= Little Rock (poem) =

"Little Rock" is a bilingual poem published by Cuban writer Nicolás Guillén in 1958. The text is a direct denunciation of the race-based segregation present within the United States and written after the Little Rock Crisis emerged during the Civil Rights Movement. As a satirical claim, the poem written in both English and Spanish serves as an appeal to imagine how a changing world would be without race differences. As part of the anthology La paloma del vuelo popular (The dove of popular flight), the composition is fully representative of the "black poetry" he used to write, just as the use of names and real situations at the same time gives a qualitative value where applied.
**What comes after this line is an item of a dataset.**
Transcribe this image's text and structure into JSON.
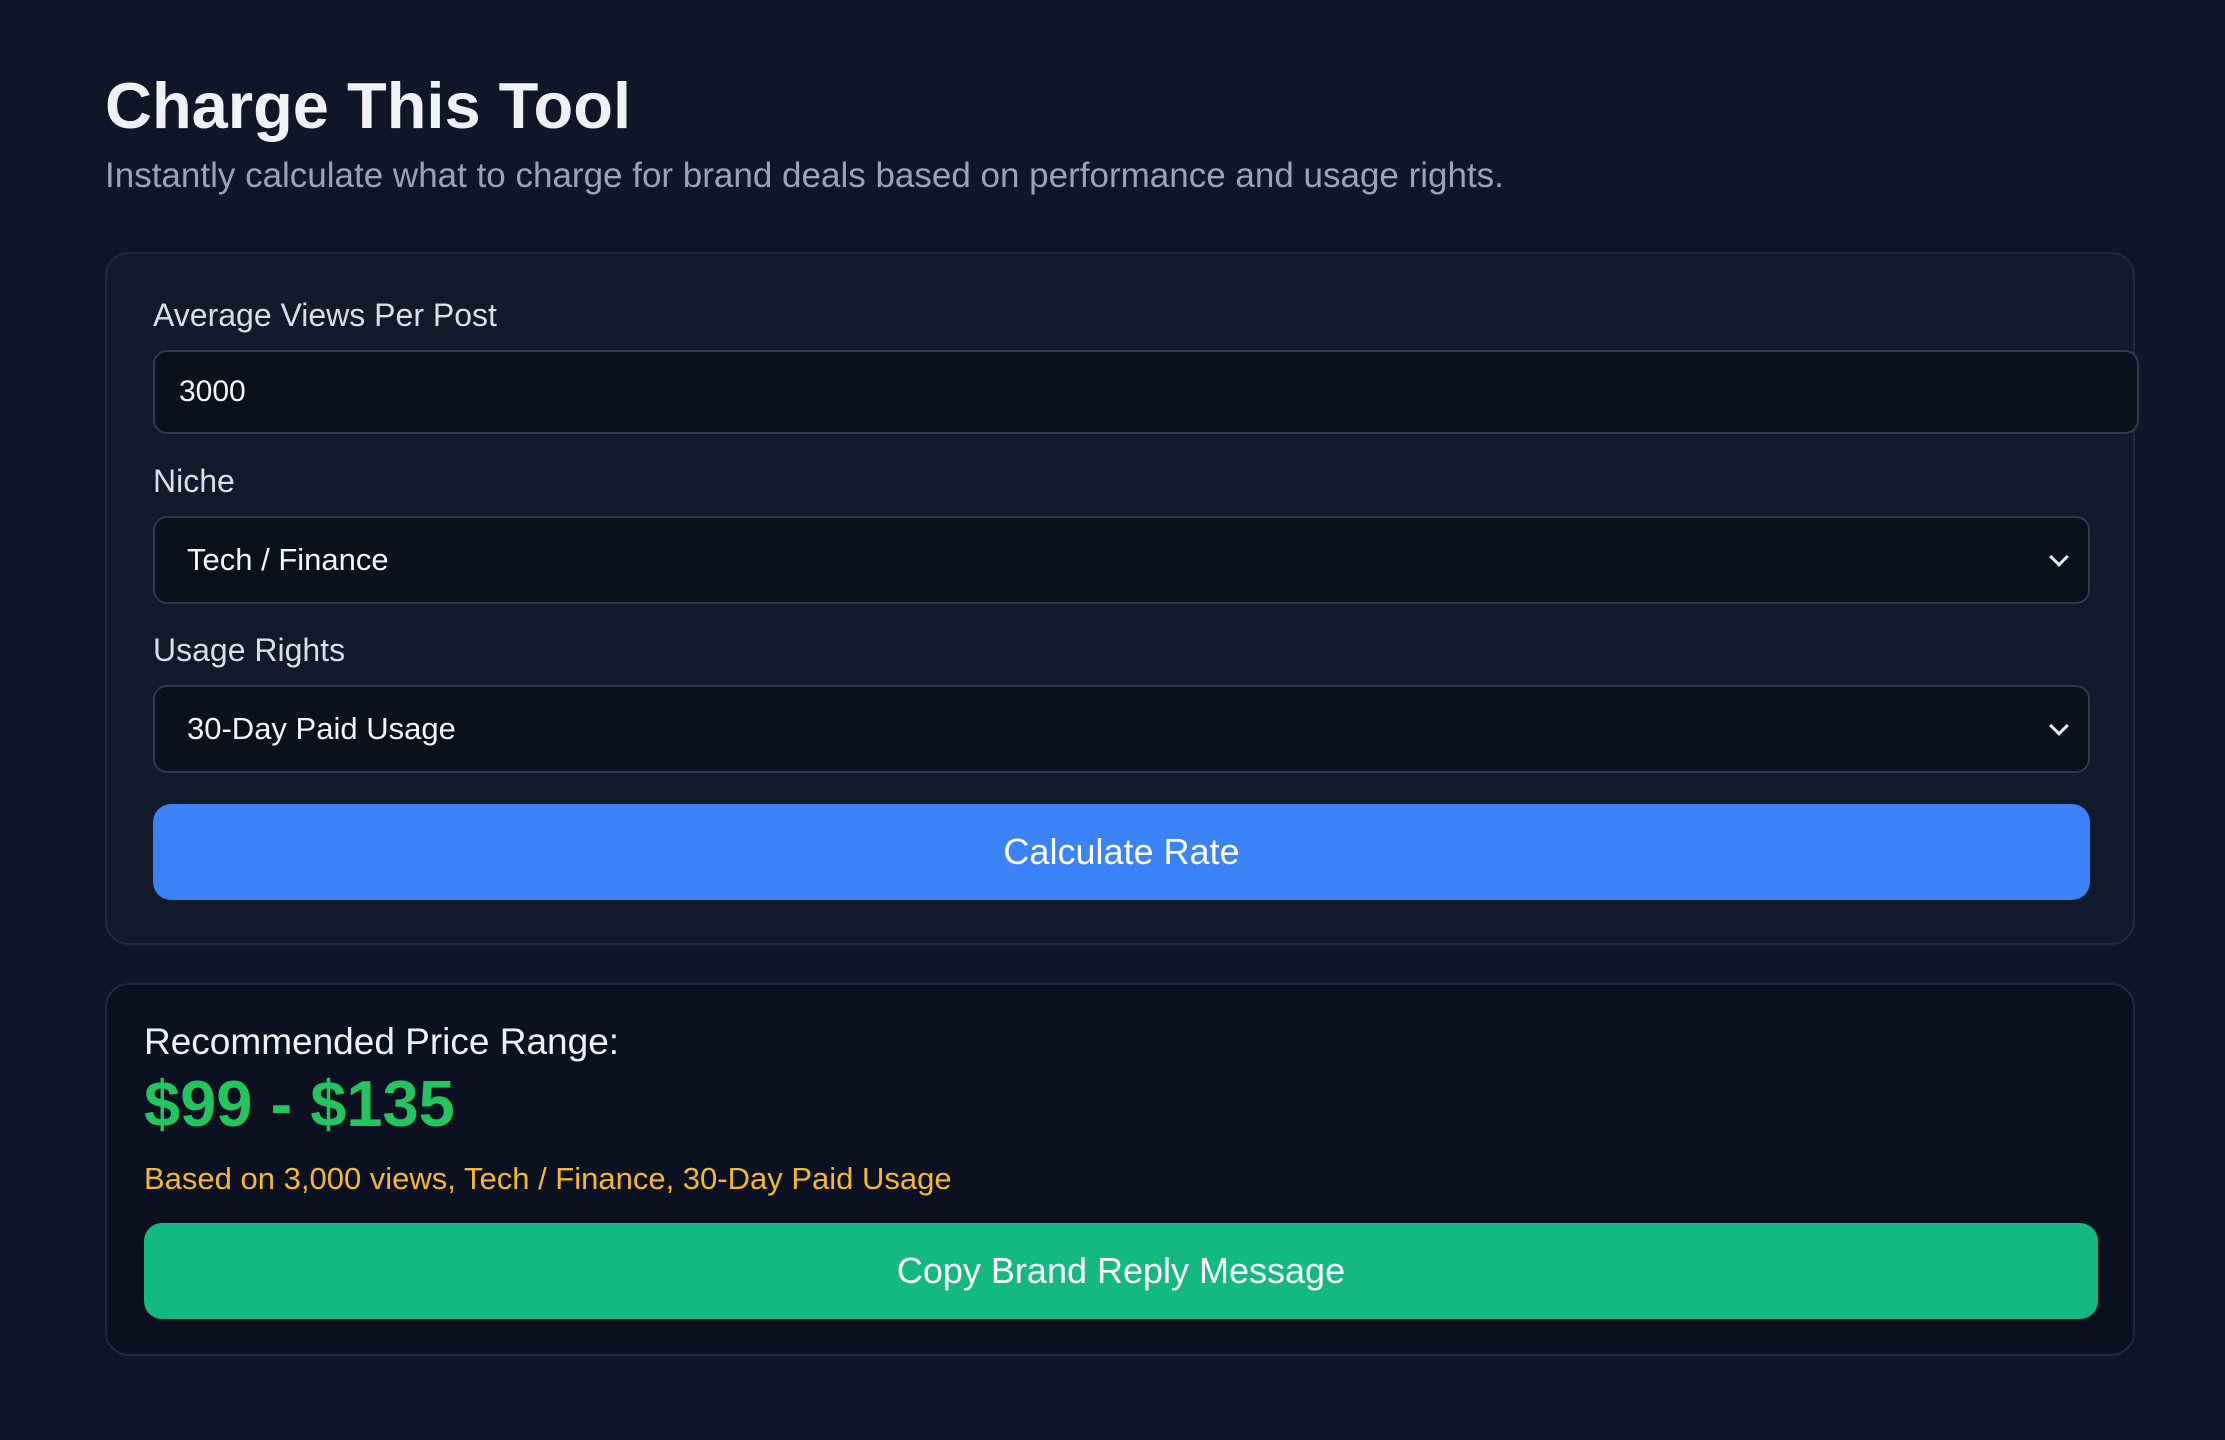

As seen in the verses, the references to Little Rock city and the Arkansas governor Faubus turn into metaphors for qualifying segregation actions:

In that Faubus world
under that hard Faubus sky
    of gangrene,
the black children can
not attend school together with whites

a world of white schools for whites
a world all Rock and all Little
a world all Yanquee and all Faubus

As a piece of literature, the poem was a response to the Little Rock events, in the same way as was "Fables of Faubus" by jazzist Charles Mingus. The coherence of Butler's vindication can be found in later works in which he «continued to rail against the rabid racism of the United States. His ironic El Gran Zoo (The Great Zoo) is caustic in its critic of "Lynch Law" (a law that is satirized in the verse "[...] sons of Lynch their playmates" of "Little Rock").